Free-spirited and eccentric, George will be truly missed by bibliophiles worldwide who visited and stayed in his bookshop over the last 60 years. His daughter Sylvia continues his mission and 'tumbleweeds' across the world carry, in their hearts, the lamp which he lit.
The Nobel Prize-winnning Polish poet Wislawa Szymborska died in February at the age of 88. A full obituary will appear in the next issue of PNR.
An innovative iPad 'app' based on The Waste Land has been recognised at the Future Digital Innovation Awards. Produced by Faber, the interactive resource allows readers to experience Eliot's poem in both manuscript (annotated by Pound and Eliot's first wife) and in published form, to read explanations of particular passages and to hear the poem read by Eliot himself at two different points in his life. It also features audio readings (synchronised to the text) of The Waste Land by Ted Hughes and actors Alec Guinness and Viggo Mortensen, a dramatic interpretation by Fiona Shaw and responses to the poem by Seamus Heaney and Jeanette Winterson. It is a bestseller on iTunes.

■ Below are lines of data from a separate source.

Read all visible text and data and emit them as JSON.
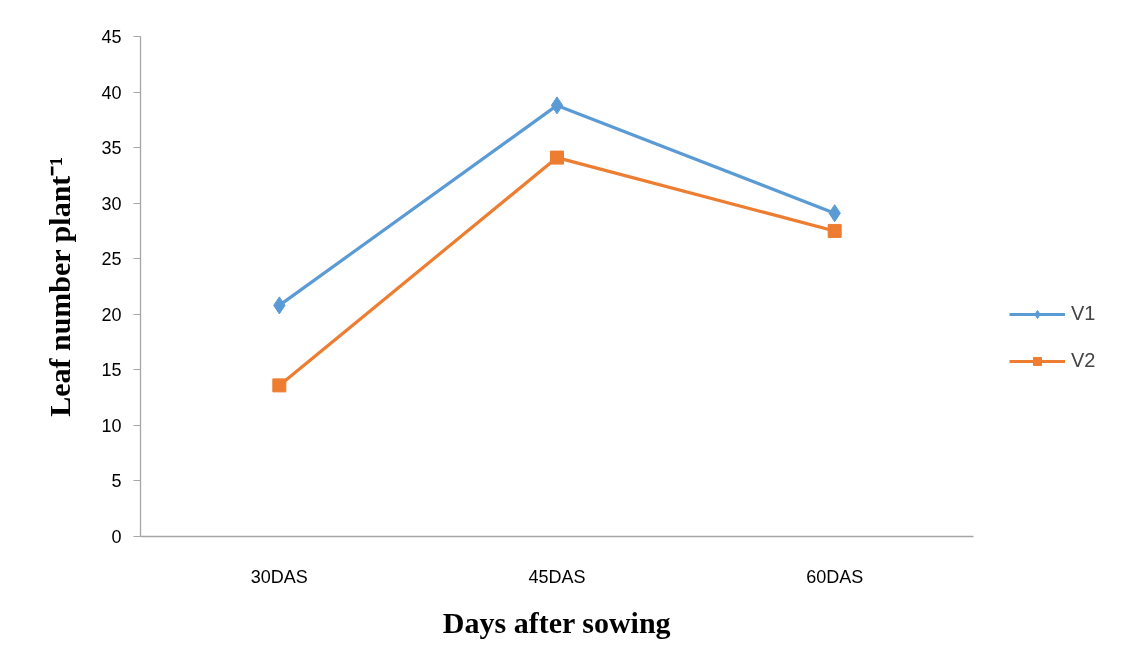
{
  "chart_data": {
    "type": "line",
    "xlabel": "Days after sowing",
    "ylabel": "Leaf number plant⁻¹",
    "categories": [
      "30DAS",
      "45DAS",
      "60DAS"
    ],
    "series": [
      {
        "name": "V1",
        "color": "#5b9bd5",
        "marker": "diamond",
        "values": [
          20.8,
          38.8,
          29.1
        ]
      },
      {
        "name": "V2",
        "color": "#ed7d31",
        "marker": "square",
        "values": [
          13.6,
          34.1,
          27.5
        ]
      }
    ],
    "ylim": [
      0,
      45
    ],
    "yticks": [
      0,
      5,
      10,
      15,
      20,
      25,
      30,
      35,
      40,
      45
    ],
    "legend": "right",
    "line_style": "solid"
  }
}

A Correction from Miriam Gamble:
In a recent review of the Shearsman anthology Mexican Poetry Today: 20/20 Voices (PNR 198), I remarked upon the male editor's discussion of gender in the work of the female poets included in the book. I've since discovered, with acute embarrassment, that the editor, Brandel France de Bravo, is a woman. I'd like to apologise to her and correct this rather substantial error on my part.
This item is taken from PN Review 204, Volume 38 Number 4, March - April 2012.